July 11, 2013 - 00:02 AMT
Boston bombing suspect Tsarnaev pleads not guilty to all charges

Dzhokhar Tsarnaev, accused of killing three Boston Marathon spectators and injuring 260 others in the first deadly terrorist bombing in the U.S. since Sept. 11, 2001, pleaded not guilty to murder charges Wednesday, July 10, Bloomberg reports.

He has been charged with using a weapon of mass destruction in the April 15 blasts that killed three people, including an eight-year-old boy.

The accused could face the death penalty if convicted over what was the worst mass-casualty attack on U.S. soil since September 11, 2001.

Tsarnaev was not in court last month during an indictment hearing, when a federal grand jury agreed that he should be tried on 30 charges. His first court appearance took place at his hospital bedside, where he was recovering from injuries received in a shoot-out with police during the manhunt for the bombers. He was later transferred to a prison hospital near Boston.

The defendant's brother and alleged co-conspirator, 26-year-old Tamerlan Tsarnaev, was killed in that gun battle.

Authorities say the accused ran over his older brother as he fled the shoot-out in a hijacked car. Dzhokhar Tsarnaev was found the next day, April 19, hiding in a boat in a residential garden in Watertown, Massachusetts.

According to the indictment, he wrote about his motivations for the bombing on the inside walls and beams of the boat.

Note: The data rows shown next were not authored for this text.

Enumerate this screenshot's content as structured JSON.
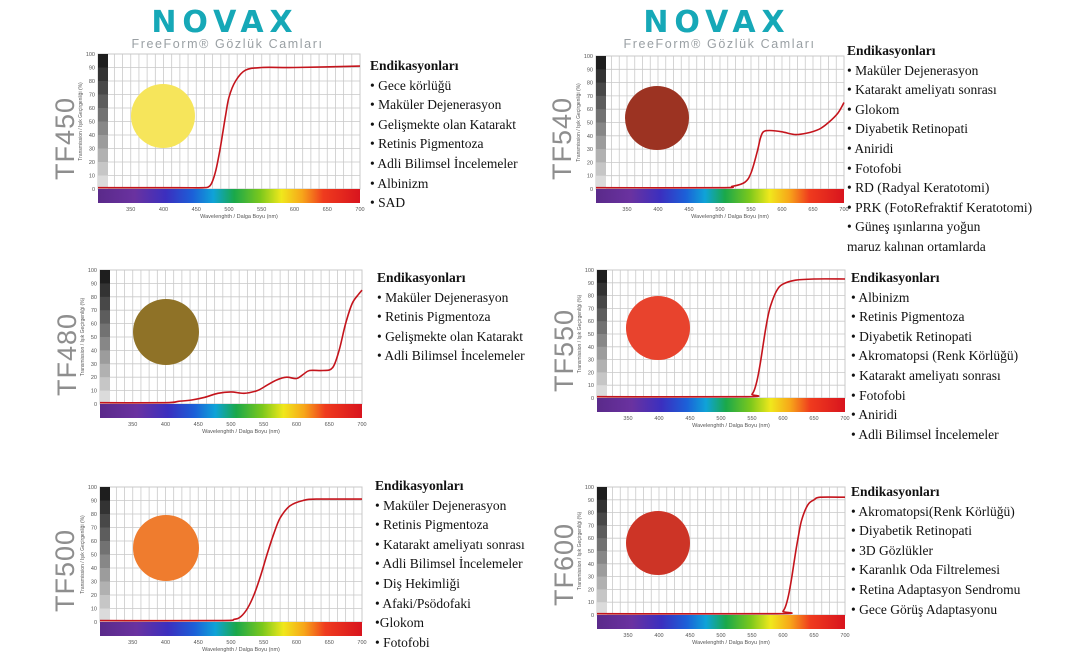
{
  "header": {
    "brand": "NOVAX",
    "tagline": "FreeForm® Gözlük Camları",
    "brand_color": "#16a8b7"
  },
  "chart_data": [
    {
      "type": "line",
      "id": "TF450",
      "label": "TF450",
      "lens_color": "#f6e55b",
      "title_label": "Endikasyonları",
      "indications": [
        "• Gece körlüğü",
        "• Maküler Dejenerasyon",
        "• Gelişmekte olan Katarakt",
        "• Retinis Pigmentoza",
        "• Adli Bilimsel İncelemeler",
        "• Albinizm",
        "• SAD"
      ],
      "xlabel": "Wavelenghth / Dalga Boyu (nm)",
      "ylabel": "Transmission / Işık Geçirgenliği (%)",
      "xlim": [
        300,
        700
      ],
      "ylim": [
        0,
        100
      ],
      "xticks": [
        350,
        400,
        450,
        500,
        550,
        600,
        650,
        700
      ],
      "yticks": [
        0,
        10,
        20,
        30,
        40,
        50,
        60,
        70,
        80,
        90,
        100
      ],
      "x": [
        300,
        420,
        460,
        470,
        475,
        480,
        485,
        490,
        495,
        500,
        510,
        525,
        550,
        600,
        700
      ],
      "y": [
        1,
        1,
        1,
        2,
        6,
        14,
        26,
        40,
        55,
        68,
        80,
        88,
        90,
        90,
        91
      ]
    },
    {
      "type": "line",
      "id": "TF480",
      "label": "TF480",
      "lens_color": "#8f7227",
      "title_label": "Endikasyonları",
      "indications": [
        "• Maküler Dejenerasyon",
        "• Retinis Pigmentoza",
        "• Gelişmekte olan Katarakt",
        "• Adli Bilimsel İncelemeler"
      ],
      "xlabel": "Wavelenghth / Dalga Boyu (nm)",
      "ylabel": "Transmission / Işık Geçirgenliği (%)",
      "xlim": [
        300,
        700
      ],
      "ylim": [
        0,
        100
      ],
      "xticks": [
        350,
        400,
        450,
        500,
        550,
        600,
        650,
        700
      ],
      "yticks": [
        0,
        10,
        20,
        30,
        40,
        50,
        60,
        70,
        80,
        90,
        100
      ],
      "x": [
        300,
        400,
        420,
        440,
        460,
        480,
        500,
        520,
        540,
        555,
        570,
        585,
        600,
        610,
        620,
        640,
        655,
        665,
        675,
        685,
        695,
        700
      ],
      "y": [
        1,
        1,
        2,
        3,
        5,
        8,
        9,
        8,
        10,
        14,
        18,
        20,
        19,
        22,
        25,
        25,
        27,
        40,
        60,
        75,
        82,
        85
      ]
    },
    {
      "type": "line",
      "id": "TF500",
      "label": "TF500",
      "lens_color": "#ef7c2e",
      "title_label": "Endikasyonları",
      "indications": [
        "• Maküler Dejenerasyon",
        "• Retinis Pigmentoza",
        "• Katarakt ameliyatı sonrası",
        "• Adli Bilimsel İncelemeler",
        "• Diş Hekimliği",
        "• Afaki/Psödofaki",
        "•Glokom",
        "• Fotofobi"
      ],
      "xlabel": "Wavelenghth / Dalga Boyu (nm)",
      "ylabel": "Transmission / Işık Geçirgenliği (%)",
      "xlim": [
        300,
        700
      ],
      "ylim": [
        0,
        100
      ],
      "xticks": [
        350,
        400,
        450,
        500,
        550,
        600,
        650,
        700
      ],
      "yticks": [
        0,
        10,
        20,
        30,
        40,
        50,
        60,
        70,
        80,
        90,
        100
      ],
      "x": [
        300,
        480,
        505,
        515,
        525,
        535,
        545,
        555,
        565,
        575,
        590,
        610,
        630,
        700
      ],
      "y": [
        1,
        1,
        2,
        4,
        10,
        20,
        34,
        50,
        65,
        77,
        86,
        90,
        91,
        91
      ]
    },
    {
      "type": "line",
      "id": "TF540",
      "label": "TF540",
      "lens_color": "#9c3322",
      "title_label": "Endikasyonları",
      "indications": [
        "• Maküler Dejenerasyon",
        "• Katarakt ameliyatı sonrası",
        "• Glokom",
        "• Diyabetik Retinopati",
        "• Aniridi",
        "• Fotofobi",
        "• RD (Radyal Keratotomi)",
        "• PRK (FotoRefraktif Keratotomi)",
        "• Güneş ışınlarına yoğun",
        "maruz kalınan ortamlarda"
      ],
      "xlabel": "Wavelenghth / Dalga Boyu (nm)",
      "ylabel": "Transmission / Işık Geçirgenliği (%)",
      "xlim": [
        300,
        700
      ],
      "ylim": [
        0,
        100
      ],
      "xticks": [
        350,
        400,
        450,
        500,
        550,
        600,
        650,
        700
      ],
      "yticks": [
        0,
        10,
        20,
        30,
        40,
        50,
        60,
        70,
        80,
        90,
        100
      ],
      "x": [
        300,
        500,
        520,
        540,
        550,
        560,
        565,
        570,
        580,
        600,
        620,
        640,
        660,
        675,
        690,
        700
      ],
      "y": [
        1,
        1,
        2,
        5,
        12,
        28,
        38,
        43,
        44,
        43,
        41,
        42,
        45,
        50,
        57,
        65
      ]
    },
    {
      "type": "line",
      "id": "TF550",
      "label": "TF550",
      "lens_color": "#e8432d",
      "title_label": "Endikasyonları",
      "indications": [
        "• Albinizm",
        "• Retinis Pigmentoza",
        "• Diyabetik Retinopati",
        "• Akromatopsi (Renk Körlüğü)",
        "• Katarakt ameliyatı sonrası",
        "• Fotofobi",
        "• Aniridi",
        "• Adli Bilimsel İncelemeler"
      ],
      "xlabel": "Wavelenghth / Dalga Boyu (nm)",
      "ylabel": "Transmission / Işık Geçirgenliği (%)",
      "xlim": [
        300,
        700
      ],
      "ylim": [
        0,
        100
      ],
      "xticks": [
        350,
        400,
        450,
        500,
        550,
        600,
        650,
        700
      ],
      "yticks": [
        0,
        10,
        20,
        30,
        40,
        50,
        60,
        70,
        80,
        90,
        100
      ],
      "x": [
        300,
        540,
        550,
        555,
        560,
        565,
        570,
        575,
        580,
        590,
        600,
        620,
        650,
        700
      ],
      "y": [
        1,
        1,
        3,
        8,
        18,
        32,
        48,
        62,
        72,
        84,
        89,
        92,
        93,
        93
      ]
    },
    {
      "type": "line",
      "id": "TF600",
      "label": "TF600",
      "lens_color": "#cd3426",
      "title_label": "Endikasyonları",
      "indications": [
        "• Akromatopsi(Renk Körlüğü)",
        "• Diyabetik Retinopati",
        "• 3D Gözlükler",
        "• Karanlık Oda Filtrelemesi",
        "• Retina Adaptasyon Sendromu",
        "• Gece Görüş Adaptasyonu"
      ],
      "xlabel": "Wavelenghth / Dalga Boyu (nm)",
      "ylabel": "Transmission / Işık Geçirgenliği (%)",
      "xlim": [
        300,
        700
      ],
      "ylim": [
        0,
        100
      ],
      "xticks": [
        350,
        400,
        450,
        500,
        550,
        600,
        650,
        700
      ],
      "yticks": [
        0,
        10,
        20,
        30,
        40,
        50,
        60,
        70,
        80,
        90,
        100
      ],
      "x": [
        300,
        590,
        600,
        605,
        610,
        615,
        620,
        625,
        630,
        640,
        650,
        660,
        700
      ],
      "y": [
        1,
        1,
        3,
        8,
        18,
        32,
        48,
        62,
        74,
        86,
        90,
        92,
        92
      ]
    }
  ]
}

Dzhokhar Tsarnaev is also charged with the death of a policeman he and his brother allegedly shot dead as they fled the authorities, and for a carjacking days after the attacks.

The indictment said that he had downloaded internet material from Islamist radicals sometime before the blasts.

According to the charge sheet, the brothers made bombs from pressure cookers, low-explosive powder, ball bearings, nails, adhesive, electronic components and other material.

Dzhokhar Tsarnaev is accused of aiding and abetting his brother by planting and detonating one of the two bombs near the finish line.